4L’enseignement de Lacan, qui a extrait le sujet de la gangue imaginaire dans laquelle les postfreudiens s’étaient trouvés englués, a engendré un creuset de recherches très riche concernant, entre autres, la psychanalyse avec les enfants. Certaines femmes ont produit des travaux particulièrement remarqués : Jenny Aubry à l’hôpital des Enfants malades et à la pouponnière de Parent de Rosan, avec Anne-Lise Stern et Rosine Lefort, qui commençait sa carrière, et Françoise Dolto à Trousseau. « Le bébé est une personne », disait cette dernière, « l’enfant est un sujet à part entière », reprenait Rosine Lefort. Elles en tirèrent les conséquences partout où se trouvaient des enfants, quelles que soient les conditions dans lesquelles ils se trouvaient, et toutes les institutions pour enfants furent touchées par cette vague de fond.

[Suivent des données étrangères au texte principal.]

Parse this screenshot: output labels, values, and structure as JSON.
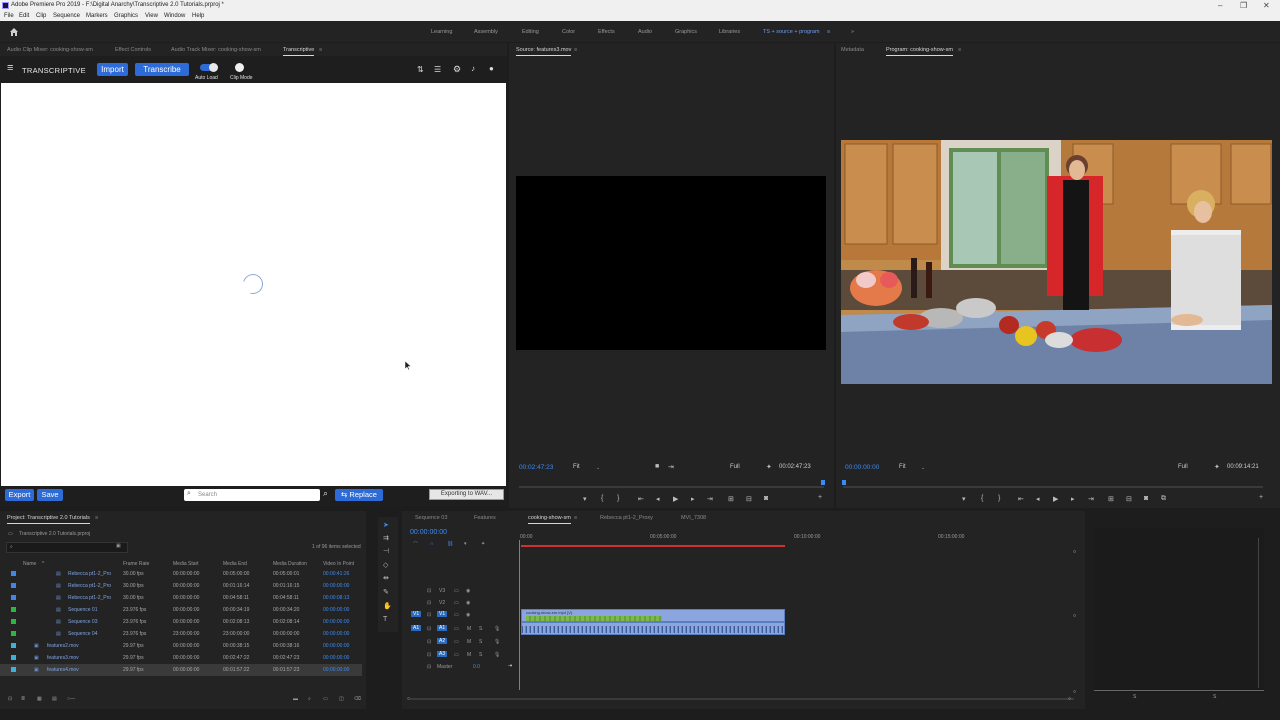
{
  "window": {
    "title": "Adobe Premiere Pro 2019 - F:\\Digital Anarchy\\Transcriptive 2.0 Tutorials.prproj *",
    "controls": [
      "–",
      "❐",
      "✕"
    ]
  },
  "menu": [
    "File",
    "Edit",
    "Clip",
    "Sequence",
    "Markers",
    "Graphics",
    "View",
    "Window",
    "Help"
  ],
  "workspaces": [
    "Learning",
    "Assembly",
    "Editing",
    "Color",
    "Effects",
    "Audio",
    "Graphics",
    "Libraries",
    "TS + source + program"
  ],
  "workspace_overflow": "»",
  "left_tabs": [
    "Audio Clip Mixer: cooking-show-sm",
    "Effect Controls",
    "Audio Track Mixer: cooking-show-sm",
    "Transcriptive"
  ],
  "transcriptive": {
    "logo": "TRANSCRIPTIVE",
    "import_label": "Import",
    "transcribe_label": "Transcribe",
    "auto_load_label": "Auto Load",
    "clip_mode_label": "Clip Mode",
    "export_label": "Export",
    "save_label": "Save",
    "search_placeholder": "Search",
    "replace_label": "Replace",
    "status_label": "Exporting to WAV..."
  },
  "source": {
    "tab": "Source: features3.mov",
    "timecode_left": "00:02:47:23",
    "fit": "Fit",
    "quality": "Full",
    "timecode_right": "00:02:47:23"
  },
  "program": {
    "tabs": [
      "Metadata",
      "Program: cooking-show-sm"
    ],
    "timecode_left": "00:00:00:00",
    "fit": "Fit",
    "quality": "Full",
    "timecode_right": "00:09:14:21"
  },
  "project": {
    "title": "Project: Transcriptive 2.0 Tutorials",
    "file": "Transcriptive 2.0 Tutorials.prproj",
    "selection": "1 of 96 items selected",
    "columns": [
      "Name",
      "Frame Rate",
      "Media Start",
      "Media End",
      "Media Duration",
      "Video In Point"
    ],
    "rows": [
      {
        "name": "Rebecca pt1-2_Pro",
        "rate": "30.00 fps",
        "start": "00:00:00:00",
        "end": "00:05:00:00",
        "dur": "00:05:00:01",
        "vin": "00:00:41:26",
        "color": "#3f86e8"
      },
      {
        "name": "Rebecca pt1-2_Pro",
        "rate": "30.00 fps",
        "start": "00:00:00:00",
        "end": "00:01:16:14",
        "dur": "00:01:16:15",
        "vin": "00:00:00:00",
        "color": "#3f86e8"
      },
      {
        "name": "Rebecca pt1-2_Pro",
        "rate": "30.00 fps",
        "start": "00:00:00:00",
        "end": "00:04:58:11",
        "dur": "00:04:58:11",
        "vin": "00:00:08:13",
        "color": "#3f86e8"
      },
      {
        "name": "Sequence 01",
        "rate": "23.976 fps",
        "start": "00:00:00:00",
        "end": "00:00:34:19",
        "dur": "00:00:34:20",
        "vin": "00:00:00:00",
        "color": "#2fb341"
      },
      {
        "name": "Sequence 03",
        "rate": "23.976 fps",
        "start": "00:00:00:00",
        "end": "00:02:08:13",
        "dur": "00:02:08:14",
        "vin": "00:00:00:00",
        "color": "#2fb341"
      },
      {
        "name": "Sequence 04",
        "rate": "23.976 fps",
        "start": "23:00:00:00",
        "end": "23:00:00:00",
        "dur": "00:00:00:00",
        "vin": "00:00:00:00",
        "color": "#2fb341"
      },
      {
        "name": "features2.mov",
        "rate": "29.97 fps",
        "start": "00:00:00:00",
        "end": "00:00:38:15",
        "dur": "00:00:38:16",
        "vin": "00:00:00:00",
        "color": "#3fb0d9"
      },
      {
        "name": "features3.mov",
        "rate": "29.97 fps",
        "start": "00:00:00:00",
        "end": "00:02:47:22",
        "dur": "00:02:47:23",
        "vin": "00:00:00:00",
        "color": "#3fb0d9"
      },
      {
        "name": "features4.mov",
        "rate": "29.97 fps",
        "start": "00:00:00:00",
        "end": "00:01:57:22",
        "dur": "00:01:57:23",
        "vin": "00:00:00:00",
        "color": "#3fb0d9"
      }
    ]
  },
  "timeline": {
    "tabs": [
      "Sequence 03",
      "Features",
      "cooking-show-sm",
      "Rebecca pt1-2_Proxy",
      "MVI_7308"
    ],
    "timecode": "00:00:00:00",
    "ruler": [
      "00:00",
      "00:05:00:00",
      "00:10:00:00",
      "00:15:00:00"
    ],
    "tracks": [
      "V3",
      "V2",
      "V1",
      "A1",
      "A2",
      "A3"
    ],
    "master_label": "Master",
    "master_value": "0.0",
    "clip_label": "cooking-show-sm.mp4 [V]"
  },
  "meter_labels": [
    "S",
    "S"
  ]
}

5C’est dans ce mouvement que Magdalena Van der Spoel vint à Paris, après avoir fait en Belgique des études de criminologie et une formation de « psychotechnicienne ». Elle avait adhéré à la Société belge de psychanalyse, et elle y avait fait une première analyse. À son arrivée à Paris, elle rencontre Jacques Lacan, avec lequel elle poursuivra son analyse, et Octave Mannoni, qu’elle ne quittera plus. Ils seront tous les deux très engagés non seulement politiquement (cf. le Manifeste des 121 pendant la guerre d’Algérie, défendant le droit à l’insoumission, avec l’équipe des Temps modernes) mais aussi dans la réflexion psychanalytique, notamment avec l’école anglaise et Winnicott. Maud Mannoni a été très influencée par ce dernier, avec qui elle a beaucoup travaillé. Il lui a fait découvrir « l’autre scène » à partir de « l’espace transitionnel », « l’aire de jeu »… et lui a ouvert les portes de la création imaginative. Il l’a aussi aidée à trouver des séjours en Angleterre pour les enfants.

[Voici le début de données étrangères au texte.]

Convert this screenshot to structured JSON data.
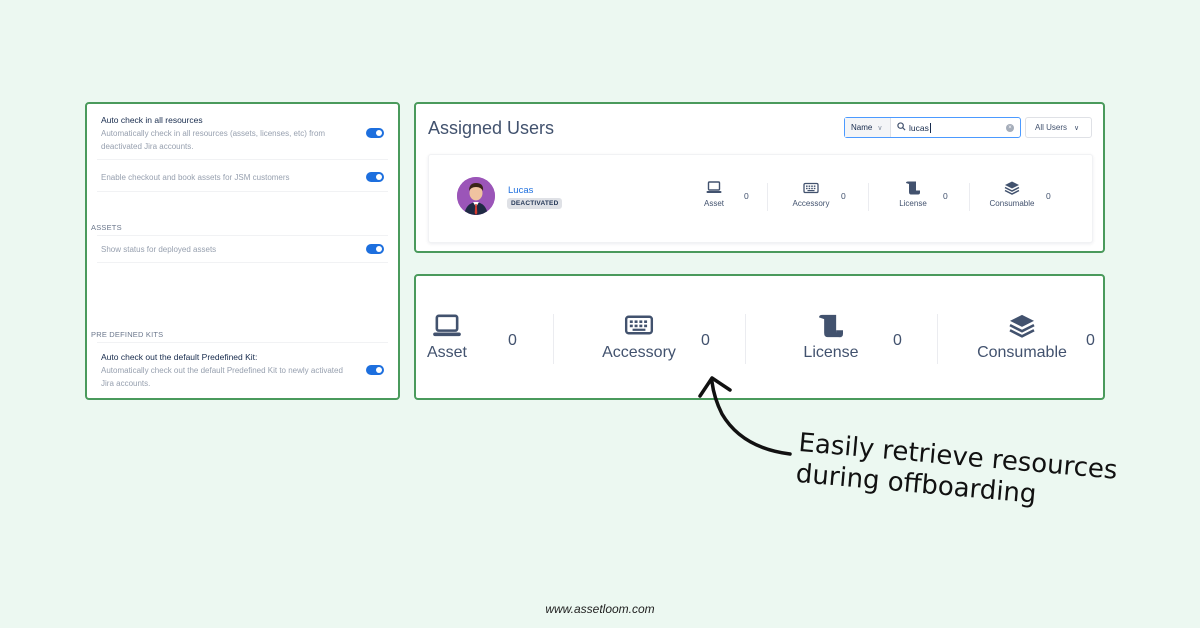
{
  "settings": {
    "auto_checkin": {
      "title": "Auto check in all resources",
      "desc": "Automatically check in all resources (assets, licenses, etc) from deactivated Jira accounts.",
      "enabled": true
    },
    "jsm_checkout": {
      "title": "Enable checkout and book assets for JSM customers",
      "enabled": true
    },
    "assets_section": "ASSETS",
    "deployed_status": {
      "title": "Show status for deployed assets",
      "enabled": true
    },
    "kits_section": "PRE DEFINED KITS",
    "auto_kit": {
      "title": "Auto check out the default Predefined Kit:",
      "desc": "Automatically check out the default Predefined Kit to newly activated Jira accounts.",
      "enabled": true
    }
  },
  "assigned": {
    "title": "Assigned Users",
    "search_by": "Name",
    "search_value": "lucas",
    "filter": "All Users",
    "user": {
      "name": "Lucas",
      "status": "DEACTIVATED"
    },
    "resources": [
      {
        "label": "Asset",
        "count": "0",
        "icon": "laptop-icon"
      },
      {
        "label": "Accessory",
        "count": "0",
        "icon": "keyboard-icon"
      },
      {
        "label": "License",
        "count": "0",
        "icon": "scroll-icon"
      },
      {
        "label": "Consumable",
        "count": "0",
        "icon": "layers-icon"
      }
    ]
  },
  "zoomed": {
    "resources": [
      {
        "label": "Asset",
        "count": "0",
        "icon": "laptop-icon"
      },
      {
        "label": "Accessory",
        "count": "0",
        "icon": "keyboard-icon"
      },
      {
        "label": "License",
        "count": "0",
        "icon": "scroll-icon"
      },
      {
        "label": "Consumable",
        "count": "0",
        "icon": "layers-icon"
      }
    ]
  },
  "annotation": {
    "line1": "Easily retrieve resources",
    "line2": "during offboarding"
  },
  "website": "www.assetloom.com",
  "colors": {
    "background": "#ecf8f1",
    "panel_border": "#4a9a5c",
    "toggle_on": "#1d6fde",
    "link": "#1d6fde"
  }
}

6À l’hôpital Trousseau, Maud Mannoni est l’élève de Françoise Dolto, qui lui fait découvrir le poids de la parole chez des enfants dont on ne soupçonnait pas, dans ces lieux « hospitaliers », qu’elle pût avoir de l’effet, tant sur les corps malades que sur de très petits enfants. Elle y rencontre des enfants souffrant d’atteintes organiques, mais aussi dans leur intelligence. Dolto la fait venir au cmpp Claude-Bernard, d’orientation psychanalytique, mais elle ne s’y sent pas bien : elle considérera que les cmpp fonctionnent comme des « adjuvants thérapeutiques » sur une pathologie « découpée et donnée en partage » aux spécialistes. Les problèmes des enfants y sont présentés sur un versant morbide, dit-elle, en termes de « normal » ou de « pathologique ».

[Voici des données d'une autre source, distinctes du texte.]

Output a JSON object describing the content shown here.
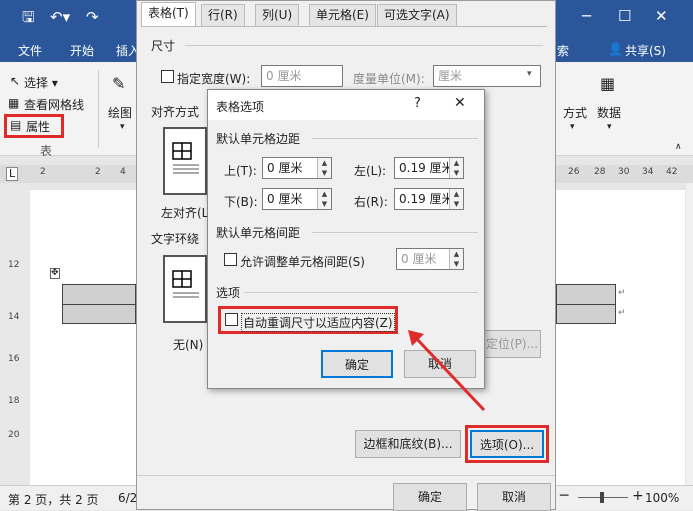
{
  "word": {
    "ribbon_tabs": {
      "file": "文件",
      "home": "开始",
      "insert": "插入",
      "search": "索",
      "share": "共享(S)"
    },
    "ribbon": {
      "select": "选择 ▾",
      "gridlines": "查看网格线",
      "properties": "属性",
      "group_table": "表",
      "draw": "绘图",
      "direction": "方式",
      "data": "数据"
    },
    "ruler_left": [
      "2",
      "2",
      "4"
    ],
    "ruler_right": [
      "26",
      "28",
      "30",
      "32",
      "34",
      "36",
      "38",
      "40",
      "42"
    ],
    "vruler": [
      "12",
      "14",
      "16",
      "18",
      "20"
    ],
    "status": {
      "page": "第 2 页，共 2 页",
      "words": "6/2",
      "zoom": "100%"
    }
  },
  "table_properties": {
    "tabs": [
      "表格(T)",
      "行(R)",
      "列(U)",
      "单元格(E)",
      "可选文字(A)"
    ],
    "size_group": "尺寸",
    "preferred_width_label": "指定宽度(W):",
    "preferred_width_value": "0 厘米",
    "measure_label": "度量单位(M):",
    "measure_value": "厘米",
    "alignment_group": "对齐方式",
    "align_left": "左对齐(L)",
    "wrap_group": "文字环绕",
    "wrap_none": "无(N)",
    "position_button": "定位(P)...",
    "borders_button": "边框和底纹(B)...",
    "options_button": "选项(O)...",
    "ok_button": "确定",
    "cancel_button": "取消"
  },
  "cell_options": {
    "title": "表格选项",
    "help": "?",
    "close": "✕",
    "margins_group": "默认单元格边距",
    "top_label": "上(T):",
    "top_value": "0 厘米",
    "left_label": "左(L):",
    "left_value": "0.19 厘米",
    "bottom_label": "下(B):",
    "bottom_value": "0 厘米",
    "right_label": "右(R):",
    "right_value": "0.19 厘米",
    "spacing_group": "默认单元格间距",
    "allow_spacing_label": "允许调整单元格间距(S)",
    "spacing_value": "0 厘米",
    "options_group": "选项",
    "autoresize_label": "自动重调尺寸以适应内容(Z)",
    "ok_button": "确定",
    "cancel_button": "取消"
  },
  "colors": {
    "word_blue": "#2b579a",
    "highlight_red": "#e02b2b",
    "focus_blue": "#0078d7"
  }
}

7Pour elle, il est clair qu’« à vouloir traiter le symptôme, on refuse le sujet ». Pour elle, c’est non pas la manifestation symptomatique qui compte, mais le sens que peut prendre le symptôme, pour le sujet et pour sa famille, et plus particulièrement la place qu’il occupe dans le fantasme maternel. À ne pas prendre suffisamment la mère en compte dans le traitement analytique, le psychanalyste s’expose à des ruptures, soit dans la cure, soit dans la famille elle-même, dont l’équilibre psychique a été perturbé par la modification du symptôme. L’enfant est tributaire de la santé des parents, et, inversement, toucher à l’enfant, c’est toucher aux parents.

8Elle reproche d’ailleurs à Freud d’avoir mis la mère de Hans de côté, au prétexte du lien qu’il entretenait avec le père de l’enfant. Cette mise à l’écart a fait retour, selon elle, dans la rupture du couple advenue quelque temps après la guérison de Hans. Si Freud y avait été plus attentif, il eût probablement été possible de tenir compte de la place occupée par le symptôme de Hans dans l’économie psychique maternelle. La déliaison de Hans vis-à-vis de son symptôme n’aurait pas laissé sa mère en silence sur sa perte.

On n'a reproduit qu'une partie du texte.